Among the most prolific grains on menus today is quinoa. Chefs amping up their salads with this nutty, earthy grain include Jenn Crovato, chef of 1310 Kitchen and Bar in Washington, D.C., whose lunch menu includes a kale, quinoa, and Brussels sprout salad with apple, almonds, pomegranate, and citrus vinaigrette. Also appearing on more menus over the last few years is farro, a wholesome, nutrient-dense ancient grain, according to recent data from Datassential.

  1. Get pickled. People have been pickling vegetables since ancient times, but it’s only recently that these fermented foods have started showing up in earnest on restaurant menus. Including pickled ingredients in salads can add brightness and color, and deliver more of the health and well-being benefits consumers are craving. Plus these versatile ingredients can be used beyond salads and across the entire menu.

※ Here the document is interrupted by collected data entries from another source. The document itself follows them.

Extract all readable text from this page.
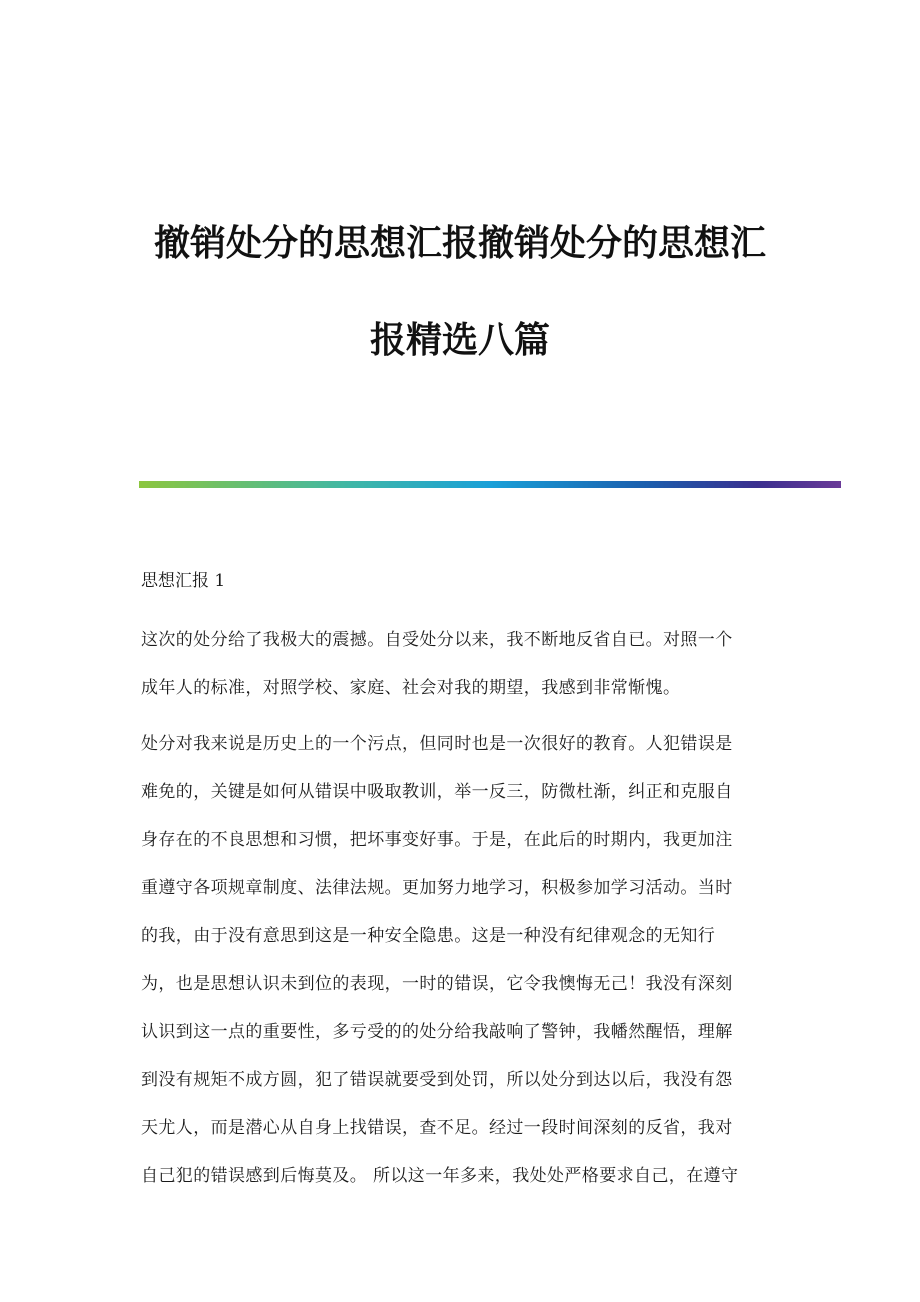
撤销处分的思想汇报撤销处分的思想汇
报精选八篇
思想汇报 1
这次的处分给了我极大的震撼。自受处分以来，我不断地反省自已。对照一个
成年人的标准，对照学校、家庭、社会对我的期望，我感到非常惭愧。
处分对我来说是历史上的一个污点，但同时也是一次很好的教育。人犯错误是
难免的，关键是如何从错误中吸取教训，举一反三，防微杜渐，纠正和克服自
身存在的不良思想和习惯，把坏事变好事。于是，在此后的时期内，我更加注
重遵守各项规章制度、法律法规。更加努力地学习，积极参加学习活动。当时
的我，由于没有意思到这是一种安全隐患。这是一种没有纪律观念的无知行
为，也是思想认识未到位的表现，一时的错误，它令我懊悔无己！我没有深刻
认识到这一点的重要性，多亏受的的处分给我敲响了警钟，我幡然醒悟，理解
到没有规矩不成方圆，犯了错误就要受到处罚，所以处分到达以后，我没有怨
天尤人，而是潜心从自身上找错误，查不足。经过一段时间深刻的反省，我对
自己犯的错误感到后悔莫及。 所以这一年多来，我处处严格要求自己，在遵守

Pickled red onions are finding their way on to more menus, including the new winter menu at Just Salad. The Mediterranean Bowl is made with black lentils, shredded kale and arugula, Greek medley (onion, cucumber, and chickpeas), overnight pickled onions, sliced pepperoncini, spicy harissa pita, crumbled feta, oven-roasted chicken, homemade yogurt-cucumber dressing, and fresh lemon.

  1. Pack on the protein. An October 2023 Forbes Health/OnePoll survey found that nearly half (48%) of adult respondents said improving fitness was their top priority in the new year. Other priorities include losing weight (34%) and improving one’s diet (32%). Menuing salads that include a hefty dose of protein—whether animal- or plant-based—offers an option for those consumers looking for feel-good food to fuel their fitness, weight-loss or dietary goals.

Among the operators hoping to play a larger role in consumers’ wellness efforts is Chipotle. Last year, the Mexican fast-casual chain debuted a line of Lifestyle Bowls, including the aptly named High Protein Bowl. This item is made with white rice, black beans, chicken, tomatillo-red chili salsa, cheese, and romaine lettuce.

“We created seven new Lifestyle Bowls that embrace Gen Z and millennials’ modern interpretation of wellbeing,” CMO Chris Brandt said in a statement.

  1. Hail Caesar (sans romaine). What could be more comforting than a classic Caesar salad made with crisp romaine lettuce and garlicky croutons, tossed in a creamy dressing made with eggs, olive oil, lemon, Parmesan, Worcestershire sauce, and anchovies? According to Datassential’s 2024 Food and Flavor Trend report, it just might be a “Caesar everything: kale, asparagus—anything but romaine.”

Among the restaurants saluting Caesar is Sally, a brick-oven pizza place in Philadelphia with a funky vibe and a selection of hearty small plates that are fit for a meal. Sally’s version of the Caesar is earthy and crunchy, made with kale and garlic breadcrumbs, and topped with an unexpected sprinkling of savory granola.